Slavko Mandić

Personal information
- Full name: Slavko Mandić
- Date of birth: 4 January 1972 (age 54)
- Place of birth: Tavankut, SR Serbia, SFR Yugoslavia
- Height: 1.87 m (6 ft 1+1⁄2 in)
- Position: Defender

Youth career
- 1984–198x: Bačka Subotica

Senior career*
- Years: Team / Apps / (Gls)
- 198x–199x: Bačka Subotica
- 199x–1998: Spartak Subotica
- 1998–1999: Bor
- 2000: Osijek / 1 / (0)
- 2001: Zadar / 1 / (0)
- 2001: ŁKS Łódź / 9 / (0)
- 2002: Rudar Ugljevik
- 2004: RoPS / 19 / (0)
- 2005: KS Siglufjörður / 6 / (0)

= Slavko Mandić =

Serbian-born Croatian footballer

Slavko Mandić (Славко Мандић; born 4 January 1972) is a Serbian-born Croatian former professional footballer who played as a defender.

==Club career==
Born in Tavankut, SR Serbia, back in Yugoslavia, Slavko Mandić started playing with FK Bačka 1901 youth team in 1984, and by the 1990–91 season he was already in the first-team.

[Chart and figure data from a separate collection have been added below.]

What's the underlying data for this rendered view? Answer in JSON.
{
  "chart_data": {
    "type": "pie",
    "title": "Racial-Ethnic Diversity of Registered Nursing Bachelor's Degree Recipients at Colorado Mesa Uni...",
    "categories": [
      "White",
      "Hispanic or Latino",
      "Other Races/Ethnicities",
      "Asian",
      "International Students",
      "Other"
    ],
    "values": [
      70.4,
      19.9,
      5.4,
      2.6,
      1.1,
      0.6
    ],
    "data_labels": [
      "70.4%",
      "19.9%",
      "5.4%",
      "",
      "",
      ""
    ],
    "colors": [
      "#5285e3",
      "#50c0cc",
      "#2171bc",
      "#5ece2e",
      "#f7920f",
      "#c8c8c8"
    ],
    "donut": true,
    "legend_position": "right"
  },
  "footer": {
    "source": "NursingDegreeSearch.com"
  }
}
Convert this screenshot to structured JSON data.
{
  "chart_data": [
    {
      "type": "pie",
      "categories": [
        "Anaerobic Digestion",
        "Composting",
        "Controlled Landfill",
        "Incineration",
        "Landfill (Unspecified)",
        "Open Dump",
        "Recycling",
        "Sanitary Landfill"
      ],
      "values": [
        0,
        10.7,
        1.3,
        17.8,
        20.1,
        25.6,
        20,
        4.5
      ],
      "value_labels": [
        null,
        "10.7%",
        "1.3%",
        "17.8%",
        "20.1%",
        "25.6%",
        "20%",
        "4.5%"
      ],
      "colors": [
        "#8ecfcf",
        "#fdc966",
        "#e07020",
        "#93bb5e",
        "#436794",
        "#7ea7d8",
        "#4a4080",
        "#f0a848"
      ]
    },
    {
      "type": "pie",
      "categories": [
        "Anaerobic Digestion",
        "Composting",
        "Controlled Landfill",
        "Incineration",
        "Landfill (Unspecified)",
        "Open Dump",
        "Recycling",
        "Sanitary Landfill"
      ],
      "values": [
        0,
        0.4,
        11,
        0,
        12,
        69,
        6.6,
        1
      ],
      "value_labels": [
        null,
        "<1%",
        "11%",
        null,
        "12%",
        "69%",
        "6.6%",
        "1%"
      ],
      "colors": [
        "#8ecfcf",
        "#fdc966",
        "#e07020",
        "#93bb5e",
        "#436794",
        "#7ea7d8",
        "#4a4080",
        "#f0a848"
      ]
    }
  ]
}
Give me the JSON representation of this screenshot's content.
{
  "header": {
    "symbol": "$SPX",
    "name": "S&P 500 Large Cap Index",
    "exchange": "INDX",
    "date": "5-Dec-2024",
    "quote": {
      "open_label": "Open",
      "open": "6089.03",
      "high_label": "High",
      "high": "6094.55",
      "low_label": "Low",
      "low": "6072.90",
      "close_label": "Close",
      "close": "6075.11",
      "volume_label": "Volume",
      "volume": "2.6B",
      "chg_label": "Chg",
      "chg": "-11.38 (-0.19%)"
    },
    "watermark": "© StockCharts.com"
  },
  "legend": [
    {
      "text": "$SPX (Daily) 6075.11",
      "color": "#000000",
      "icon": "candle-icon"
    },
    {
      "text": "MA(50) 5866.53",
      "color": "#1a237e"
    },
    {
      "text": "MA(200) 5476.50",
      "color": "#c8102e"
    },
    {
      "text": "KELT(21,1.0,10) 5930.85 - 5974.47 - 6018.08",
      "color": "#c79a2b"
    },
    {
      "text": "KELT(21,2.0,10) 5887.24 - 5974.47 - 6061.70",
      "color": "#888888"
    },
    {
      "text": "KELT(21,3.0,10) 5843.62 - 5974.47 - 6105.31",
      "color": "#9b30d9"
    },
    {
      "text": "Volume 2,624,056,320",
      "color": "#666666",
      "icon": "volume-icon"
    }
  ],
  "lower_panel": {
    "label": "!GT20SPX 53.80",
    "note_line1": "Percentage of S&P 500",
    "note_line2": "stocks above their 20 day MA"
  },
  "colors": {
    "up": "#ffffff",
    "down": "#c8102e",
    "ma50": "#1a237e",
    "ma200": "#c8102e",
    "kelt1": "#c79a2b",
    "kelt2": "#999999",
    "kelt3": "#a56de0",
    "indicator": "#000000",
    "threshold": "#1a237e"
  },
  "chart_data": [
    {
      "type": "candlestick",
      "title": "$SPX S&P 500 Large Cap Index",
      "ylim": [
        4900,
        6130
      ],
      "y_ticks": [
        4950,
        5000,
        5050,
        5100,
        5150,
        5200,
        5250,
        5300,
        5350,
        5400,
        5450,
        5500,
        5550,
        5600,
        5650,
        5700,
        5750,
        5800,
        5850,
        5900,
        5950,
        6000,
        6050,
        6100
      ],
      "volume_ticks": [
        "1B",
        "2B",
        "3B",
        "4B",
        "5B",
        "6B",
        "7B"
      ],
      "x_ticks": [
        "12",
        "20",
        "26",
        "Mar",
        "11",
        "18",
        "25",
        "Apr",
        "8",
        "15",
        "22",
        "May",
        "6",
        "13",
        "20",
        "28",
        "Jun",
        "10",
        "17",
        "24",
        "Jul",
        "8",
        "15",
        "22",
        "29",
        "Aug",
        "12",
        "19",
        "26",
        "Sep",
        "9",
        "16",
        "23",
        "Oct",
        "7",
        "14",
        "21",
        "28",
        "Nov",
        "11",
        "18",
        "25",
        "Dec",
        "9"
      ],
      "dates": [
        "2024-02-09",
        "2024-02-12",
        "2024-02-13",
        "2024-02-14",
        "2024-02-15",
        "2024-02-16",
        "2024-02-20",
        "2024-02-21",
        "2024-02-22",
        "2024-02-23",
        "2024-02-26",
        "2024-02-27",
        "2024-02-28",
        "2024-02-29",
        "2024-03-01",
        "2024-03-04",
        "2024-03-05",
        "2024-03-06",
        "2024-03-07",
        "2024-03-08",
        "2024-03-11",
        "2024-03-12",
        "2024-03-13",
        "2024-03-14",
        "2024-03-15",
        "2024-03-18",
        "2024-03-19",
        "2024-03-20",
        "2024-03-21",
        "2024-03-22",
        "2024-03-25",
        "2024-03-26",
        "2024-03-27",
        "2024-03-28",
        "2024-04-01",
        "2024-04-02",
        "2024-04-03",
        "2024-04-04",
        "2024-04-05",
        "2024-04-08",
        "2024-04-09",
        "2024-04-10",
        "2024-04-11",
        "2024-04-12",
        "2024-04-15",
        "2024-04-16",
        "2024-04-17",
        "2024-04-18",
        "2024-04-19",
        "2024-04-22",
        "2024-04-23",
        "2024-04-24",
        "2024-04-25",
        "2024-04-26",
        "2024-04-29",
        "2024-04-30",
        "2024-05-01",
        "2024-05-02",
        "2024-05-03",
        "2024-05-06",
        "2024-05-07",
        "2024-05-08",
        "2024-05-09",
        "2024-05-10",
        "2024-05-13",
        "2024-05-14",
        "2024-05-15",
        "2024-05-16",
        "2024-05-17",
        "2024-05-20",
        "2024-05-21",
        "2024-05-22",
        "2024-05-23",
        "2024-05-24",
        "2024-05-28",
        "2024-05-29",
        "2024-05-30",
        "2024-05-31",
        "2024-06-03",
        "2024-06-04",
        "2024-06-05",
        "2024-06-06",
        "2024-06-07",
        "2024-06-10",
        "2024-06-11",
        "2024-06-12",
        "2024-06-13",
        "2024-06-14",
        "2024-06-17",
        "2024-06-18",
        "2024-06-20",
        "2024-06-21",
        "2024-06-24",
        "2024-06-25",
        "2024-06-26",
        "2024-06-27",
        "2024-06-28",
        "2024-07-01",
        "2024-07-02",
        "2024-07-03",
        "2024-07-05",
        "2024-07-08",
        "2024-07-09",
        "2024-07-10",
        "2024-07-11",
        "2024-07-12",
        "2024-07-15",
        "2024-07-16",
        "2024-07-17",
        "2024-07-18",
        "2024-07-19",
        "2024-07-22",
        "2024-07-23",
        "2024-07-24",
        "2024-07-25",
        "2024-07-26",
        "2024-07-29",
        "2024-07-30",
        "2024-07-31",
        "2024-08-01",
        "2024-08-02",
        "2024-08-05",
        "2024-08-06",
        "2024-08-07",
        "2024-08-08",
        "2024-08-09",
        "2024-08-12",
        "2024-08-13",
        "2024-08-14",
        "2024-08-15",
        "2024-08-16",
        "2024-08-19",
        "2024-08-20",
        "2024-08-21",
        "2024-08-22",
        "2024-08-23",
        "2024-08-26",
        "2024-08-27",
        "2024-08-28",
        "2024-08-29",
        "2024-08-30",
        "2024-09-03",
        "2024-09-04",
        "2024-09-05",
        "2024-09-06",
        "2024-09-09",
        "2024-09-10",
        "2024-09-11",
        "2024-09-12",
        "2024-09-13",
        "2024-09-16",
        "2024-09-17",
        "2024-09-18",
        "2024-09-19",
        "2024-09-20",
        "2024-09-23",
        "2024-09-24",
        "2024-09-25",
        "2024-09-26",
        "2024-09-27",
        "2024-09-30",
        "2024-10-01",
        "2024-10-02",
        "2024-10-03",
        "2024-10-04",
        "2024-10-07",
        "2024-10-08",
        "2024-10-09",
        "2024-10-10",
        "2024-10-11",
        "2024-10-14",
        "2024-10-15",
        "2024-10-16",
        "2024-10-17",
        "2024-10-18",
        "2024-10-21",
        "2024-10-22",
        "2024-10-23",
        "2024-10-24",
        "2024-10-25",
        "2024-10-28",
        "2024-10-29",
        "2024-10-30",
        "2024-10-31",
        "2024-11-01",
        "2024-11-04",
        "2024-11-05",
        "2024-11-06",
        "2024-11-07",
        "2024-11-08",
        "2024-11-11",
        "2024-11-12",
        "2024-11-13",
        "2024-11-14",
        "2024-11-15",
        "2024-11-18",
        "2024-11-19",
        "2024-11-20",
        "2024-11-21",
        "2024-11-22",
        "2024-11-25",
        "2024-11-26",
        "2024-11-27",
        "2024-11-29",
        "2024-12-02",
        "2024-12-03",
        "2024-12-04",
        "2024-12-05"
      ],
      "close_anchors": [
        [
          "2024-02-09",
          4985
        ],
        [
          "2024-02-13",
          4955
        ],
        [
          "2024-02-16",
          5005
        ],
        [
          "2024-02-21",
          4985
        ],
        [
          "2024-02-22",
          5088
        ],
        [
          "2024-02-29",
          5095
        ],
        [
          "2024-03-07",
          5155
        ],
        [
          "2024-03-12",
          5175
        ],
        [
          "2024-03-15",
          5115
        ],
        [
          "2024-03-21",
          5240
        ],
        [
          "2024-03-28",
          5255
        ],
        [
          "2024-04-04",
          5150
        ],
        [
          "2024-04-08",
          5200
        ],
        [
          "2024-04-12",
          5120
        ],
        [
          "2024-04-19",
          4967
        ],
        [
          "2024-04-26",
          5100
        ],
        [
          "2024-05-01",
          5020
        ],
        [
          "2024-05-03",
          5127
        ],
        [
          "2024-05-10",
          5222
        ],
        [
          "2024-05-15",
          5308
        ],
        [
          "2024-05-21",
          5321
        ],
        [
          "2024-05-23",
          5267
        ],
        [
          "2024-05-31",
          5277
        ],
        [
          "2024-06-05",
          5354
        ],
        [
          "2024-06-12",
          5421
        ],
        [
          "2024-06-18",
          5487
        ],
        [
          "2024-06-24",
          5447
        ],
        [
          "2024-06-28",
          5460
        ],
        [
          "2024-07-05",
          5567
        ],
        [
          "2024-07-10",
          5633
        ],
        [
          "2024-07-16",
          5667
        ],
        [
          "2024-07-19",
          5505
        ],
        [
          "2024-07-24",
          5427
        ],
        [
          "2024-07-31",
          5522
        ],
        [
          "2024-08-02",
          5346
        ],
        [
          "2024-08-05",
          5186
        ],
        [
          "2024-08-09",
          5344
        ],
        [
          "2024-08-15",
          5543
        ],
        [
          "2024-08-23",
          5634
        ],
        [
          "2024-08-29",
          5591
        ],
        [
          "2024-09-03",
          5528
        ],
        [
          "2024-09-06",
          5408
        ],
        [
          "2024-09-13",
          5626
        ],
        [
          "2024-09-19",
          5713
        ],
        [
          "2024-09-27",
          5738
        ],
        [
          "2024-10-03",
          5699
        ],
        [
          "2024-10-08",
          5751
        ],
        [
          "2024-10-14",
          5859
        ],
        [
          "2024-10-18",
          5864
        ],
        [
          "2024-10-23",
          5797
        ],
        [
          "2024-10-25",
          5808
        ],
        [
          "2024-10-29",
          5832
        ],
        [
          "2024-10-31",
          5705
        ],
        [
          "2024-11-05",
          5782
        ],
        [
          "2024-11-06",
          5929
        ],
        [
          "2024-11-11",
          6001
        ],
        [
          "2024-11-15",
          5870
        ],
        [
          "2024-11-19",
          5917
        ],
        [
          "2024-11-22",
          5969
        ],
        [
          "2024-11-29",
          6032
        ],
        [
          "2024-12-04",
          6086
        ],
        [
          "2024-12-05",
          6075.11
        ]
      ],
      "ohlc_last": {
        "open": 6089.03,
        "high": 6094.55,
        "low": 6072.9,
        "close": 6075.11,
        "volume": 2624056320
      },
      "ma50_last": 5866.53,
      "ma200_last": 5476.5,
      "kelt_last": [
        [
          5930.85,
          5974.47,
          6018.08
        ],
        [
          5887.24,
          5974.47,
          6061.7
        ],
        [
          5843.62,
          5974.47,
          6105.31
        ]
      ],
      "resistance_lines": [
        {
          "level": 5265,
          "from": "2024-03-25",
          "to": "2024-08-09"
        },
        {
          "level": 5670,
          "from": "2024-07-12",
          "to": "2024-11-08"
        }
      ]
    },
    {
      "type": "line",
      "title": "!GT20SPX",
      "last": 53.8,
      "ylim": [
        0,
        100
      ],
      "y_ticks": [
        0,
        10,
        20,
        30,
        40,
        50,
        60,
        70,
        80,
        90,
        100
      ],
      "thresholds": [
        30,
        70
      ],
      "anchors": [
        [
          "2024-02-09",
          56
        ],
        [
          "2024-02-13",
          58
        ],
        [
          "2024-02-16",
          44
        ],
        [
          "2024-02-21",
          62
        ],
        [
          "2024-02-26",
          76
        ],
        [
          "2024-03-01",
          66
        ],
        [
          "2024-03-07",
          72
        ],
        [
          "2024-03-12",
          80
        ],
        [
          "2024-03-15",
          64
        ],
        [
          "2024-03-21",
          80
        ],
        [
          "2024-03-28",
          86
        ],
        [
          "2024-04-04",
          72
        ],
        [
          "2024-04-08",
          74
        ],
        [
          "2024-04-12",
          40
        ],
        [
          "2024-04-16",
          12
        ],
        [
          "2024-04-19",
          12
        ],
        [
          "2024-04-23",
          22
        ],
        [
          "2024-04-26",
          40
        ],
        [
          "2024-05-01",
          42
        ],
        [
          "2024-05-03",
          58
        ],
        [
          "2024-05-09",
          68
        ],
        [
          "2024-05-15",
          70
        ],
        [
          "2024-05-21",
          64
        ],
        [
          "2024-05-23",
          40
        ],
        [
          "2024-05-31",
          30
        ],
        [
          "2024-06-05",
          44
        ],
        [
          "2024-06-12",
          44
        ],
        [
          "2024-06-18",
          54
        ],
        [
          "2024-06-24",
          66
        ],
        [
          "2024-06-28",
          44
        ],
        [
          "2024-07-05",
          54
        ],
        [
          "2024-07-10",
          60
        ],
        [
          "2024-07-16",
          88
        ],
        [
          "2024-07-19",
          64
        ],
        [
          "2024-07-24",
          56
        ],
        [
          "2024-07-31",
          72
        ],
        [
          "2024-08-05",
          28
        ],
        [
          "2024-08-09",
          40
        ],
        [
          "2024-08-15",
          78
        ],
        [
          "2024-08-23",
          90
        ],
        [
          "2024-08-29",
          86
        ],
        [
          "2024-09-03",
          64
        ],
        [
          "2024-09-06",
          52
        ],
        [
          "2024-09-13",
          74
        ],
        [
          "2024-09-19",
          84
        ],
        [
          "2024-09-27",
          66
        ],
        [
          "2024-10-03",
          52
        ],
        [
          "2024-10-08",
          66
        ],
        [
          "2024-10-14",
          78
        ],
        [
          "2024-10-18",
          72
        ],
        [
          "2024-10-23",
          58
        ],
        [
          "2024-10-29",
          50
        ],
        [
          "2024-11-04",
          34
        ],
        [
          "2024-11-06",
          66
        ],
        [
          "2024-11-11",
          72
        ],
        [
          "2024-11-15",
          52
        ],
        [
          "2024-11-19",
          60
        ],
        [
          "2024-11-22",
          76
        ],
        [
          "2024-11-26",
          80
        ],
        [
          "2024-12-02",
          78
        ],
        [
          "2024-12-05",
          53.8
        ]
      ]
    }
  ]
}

After Bačka, he joined the major club in the city, FK Spartak Subotica, having played with them in the 1997–98 First League of FR Yugoslavia. He then played with FK Bor in the 1998–99 Second League of FR Yugoslavia. He played the 2000–01 season in the Croatian First League, first half-season with NK Osijek, second with NK Zadar. The next season, he played the first half with ŁKS Łódź in Polish second level, I Liga, and the second with FK Rudar Ugljevik in the First League of the Republika Srpska. He then played with finish side RoPS in the 2005 Veikkausliiga and in 2006 with Icelandic lower-league side KS Siglufjörður.